His writing has appeared in the New York Times, the Wall Street Journal, and the Boston Globe, among other outlets, and he has appeared on many popular podcasts, including Honestly with Bari Weiss, The Jordan B. Peterson Podcast, and Modern Wisdom.

His Substack newsletter is sent each week to more than 60,000 subscribers.

Paul Pettitt will deliver a PowerPoint-illustrated talk, drawing on 25 years’ experience as a Palaeolithic archaeologist.

Focusing on his research, detailed in his book Homo Sapiens Rediscovered: The Scientific Revolution Rewriting Our Origins, Paul will illustrate the Ice Age life of Homo sapiens ancestors and present an up-to-date summary of the human species’ biological and behavioural evolution.

Mr Pettitt is Professor of Palaeolithic Archaeology at Durham University, UK.

He has degrees from the Universities of Birmingham, London and Cambridge, at the latter researching Neanderthal behaviour in Southwest France for his PhD.
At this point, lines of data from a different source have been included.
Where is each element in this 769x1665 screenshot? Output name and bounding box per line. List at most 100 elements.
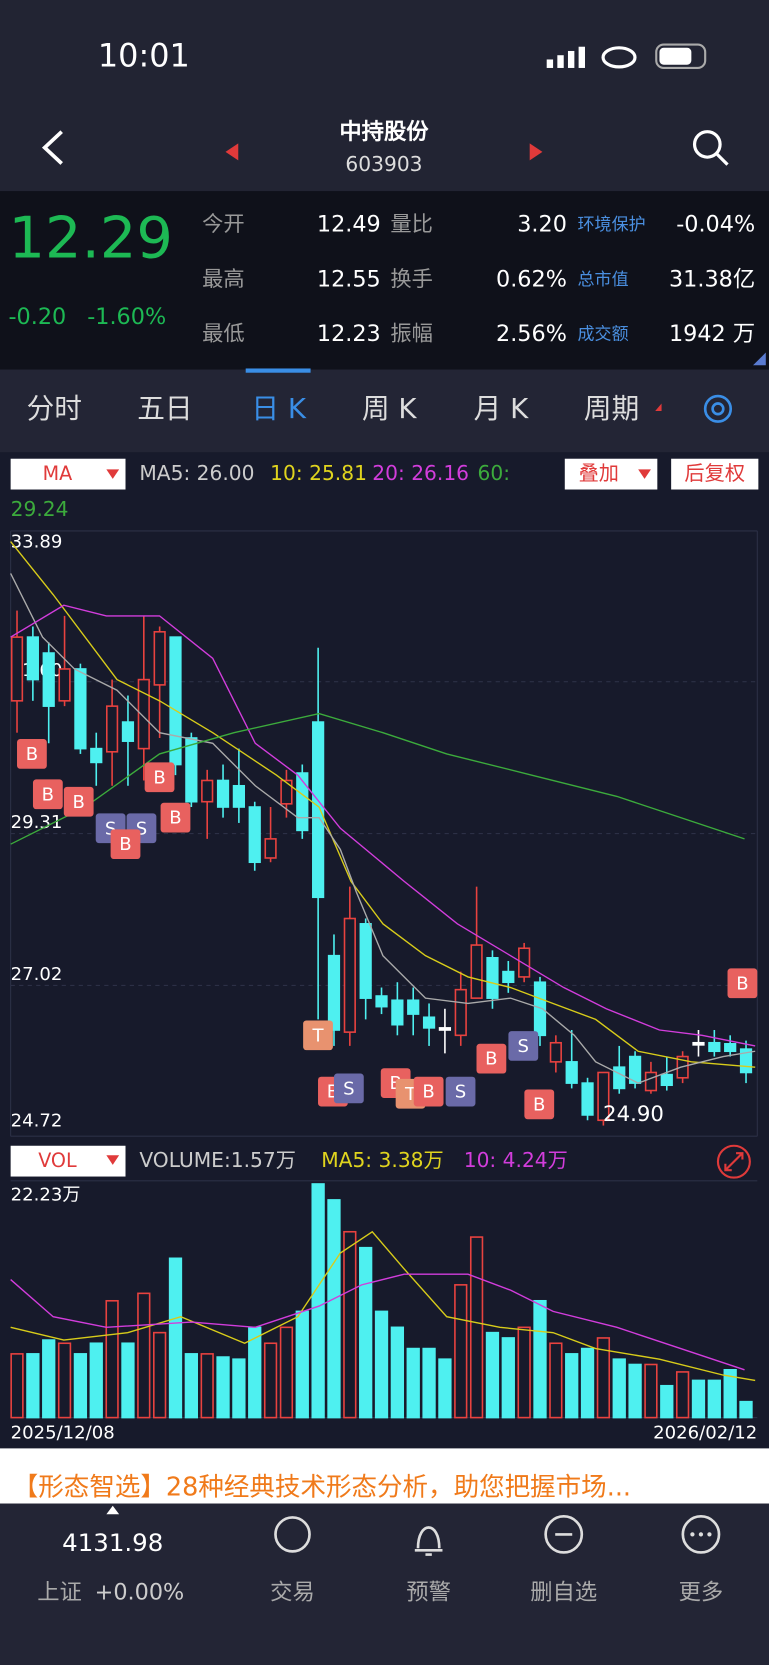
- candle-body: [375, 995, 388, 1008]
- nav-item[interactable]: 更多: [679, 1579, 724, 1605]
- next-stock[interactable]: [529, 143, 543, 161]
- trade-marker: [303, 1020, 333, 1051]
- stat: 换手: [390, 267, 433, 292]
- trade-marker: [445, 1076, 476, 1107]
- price-axis-label: 27.02: [11, 964, 63, 985]
- price-axis-label: 24.72: [11, 1110, 63, 1131]
- overlay-button[interactable]: [564, 458, 658, 490]
- trade-marker: [17, 739, 47, 769]
- candle-body: [105, 705, 119, 753]
- volume-bar: [105, 1299, 119, 1419]
- tab[interactable]: 月 K: [474, 392, 529, 425]
- ma-selector[interactable]: [10, 458, 126, 490]
- header-bg: [0, 0, 769, 192]
- candle-body: [42, 652, 55, 707]
- index-value[interactable]: 4131.98: [62, 1528, 163, 1557]
- nav-item[interactable]: 预警: [406, 1579, 451, 1605]
- more-dots: [690, 1532, 712, 1537]
- tab[interactable]: 周期: [584, 392, 639, 425]
- volume-bar: [121, 1342, 135, 1419]
- stat: 31.38亿: [669, 266, 755, 292]
- volume-bar: [263, 1342, 278, 1419]
- ma-label: MA: [43, 462, 73, 485]
- candle-body: [613, 1066, 626, 1090]
- candle-body: [581, 1082, 594, 1116]
- candle-body: [10, 636, 24, 702]
- vol-ma10-line: [10, 1273, 745, 1371]
- volume-bar: [279, 1326, 294, 1419]
- trade-marker: [144, 762, 175, 793]
- vol-selector[interactable]: [10, 1145, 126, 1177]
- settings-button[interactable]: [703, 394, 733, 423]
- tab[interactable]: 五日: [137, 392, 192, 425]
- stat: 3.20: [517, 212, 567, 238]
- index-arrow: [106, 1505, 120, 1515]
- volume-bar: [485, 1331, 500, 1419]
- stat: 12.49: [317, 212, 381, 238]
- candle-body: [518, 947, 531, 978]
- volume-bar: [422, 1347, 436, 1419]
- volume-bar: [612, 1358, 626, 1419]
- volume-bar: [184, 1353, 198, 1419]
- candle-body: [74, 668, 87, 750]
- nav-item[interactable]: 删自选: [530, 1579, 597, 1605]
- trade-marker-label: S: [518, 1036, 529, 1057]
- nav-item[interactable]: 交易: [270, 1579, 315, 1605]
- trade-marker-label: B: [169, 808, 181, 829]
- tab[interactable]: 周 K: [362, 392, 417, 425]
- volume-bar: [343, 1230, 357, 1419]
- volume-bar: [549, 1342, 563, 1419]
- volume-bar: [739, 1400, 753, 1419]
- ma60: 60:: [478, 461, 511, 485]
- ma5-line: [10, 573, 756, 1084]
- banner-bg[interactable]: [0, 1448, 769, 1504]
- stat: 最低: [202, 321, 245, 346]
- volume-bar: [295, 1310, 309, 1419]
- volume-bar: [390, 1326, 405, 1419]
- stat: 12.55: [317, 266, 381, 292]
- volume-bar: [216, 1356, 230, 1419]
- candle-body: [438, 1027, 452, 1031]
- tab[interactable]: 日 K: [251, 392, 306, 425]
- candle-body: [312, 721, 325, 899]
- prev-stock[interactable]: [225, 143, 239, 161]
- volume-bar: [517, 1326, 531, 1419]
- trade-marker-label: B: [422, 1082, 434, 1103]
- volume-bar: [454, 1284, 468, 1419]
- volume-bar: [26, 1353, 40, 1419]
- volume-bar: [438, 1358, 452, 1419]
- date-end: 2026/02/12: [653, 1423, 757, 1444]
- volume-bar: [675, 1371, 690, 1419]
- status-icons: [546, 43, 707, 70]
- trade-marker: [333, 1073, 364, 1104]
- candle-body: [296, 772, 309, 832]
- tab[interactable]: 分时: [27, 392, 82, 425]
- volume-bar: [57, 1342, 72, 1419]
- candle-body: [185, 737, 198, 803]
- search-button[interactable]: [692, 130, 729, 166]
- ma5: MA5: 26.00: [139, 461, 254, 485]
- candle-body: [565, 1061, 578, 1084]
- tabs: 分时 五日 日 K 周 K 月 K 周期: [27, 392, 640, 425]
- candle-body: [724, 1043, 737, 1053]
- candle-body: [454, 988, 467, 1037]
- price-axis-label: 33.89: [11, 532, 63, 553]
- adjust-button[interactable]: [671, 458, 759, 490]
- date-start: 2025/12/08: [11, 1423, 115, 1444]
- volume-bar: [628, 1363, 642, 1419]
- trade-marker: [524, 1089, 555, 1120]
- banner[interactable]: 【形态智选】28种经典技术形态分析，助您把握市场...: [13, 1473, 631, 1503]
- trade-marker-label: B: [485, 1049, 497, 1070]
- index-name: 上证: [37, 1579, 82, 1605]
- candle-body: [597, 1071, 610, 1122]
- back-button[interactable]: [41, 130, 63, 165]
- volume-bar: [580, 1347, 595, 1419]
- fullscreen-button[interactable]: [716, 1144, 751, 1179]
- trade-marker-label: S: [136, 818, 147, 839]
- candle-body: [502, 970, 515, 984]
- volume-bar: [596, 1337, 611, 1419]
- ma10: 10: 25.81: [270, 461, 367, 485]
- candle-body: [391, 999, 404, 1026]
He was Senior Archaeologist at the Oxford Radiocarbon Accelerator Unit, Research Fellow and Tutor in Archaeology and Anthropology at Keble College, Oxford, and Lecturer, Senior Lecturer and Reader in Palaeolithic Archaeology at Sheffield University before taking up his Durham chair in 2013.

He researches the behaviour of the Neanderthals and early Homo sapiens in Europe, specialising in the treatment of the dead and the emergence of art.

He is currently excavating a campsite of Upper Palaeolithic mammoth hunters in Moldova and researching aspects of the visual psychology underpinning Palaeolithic art.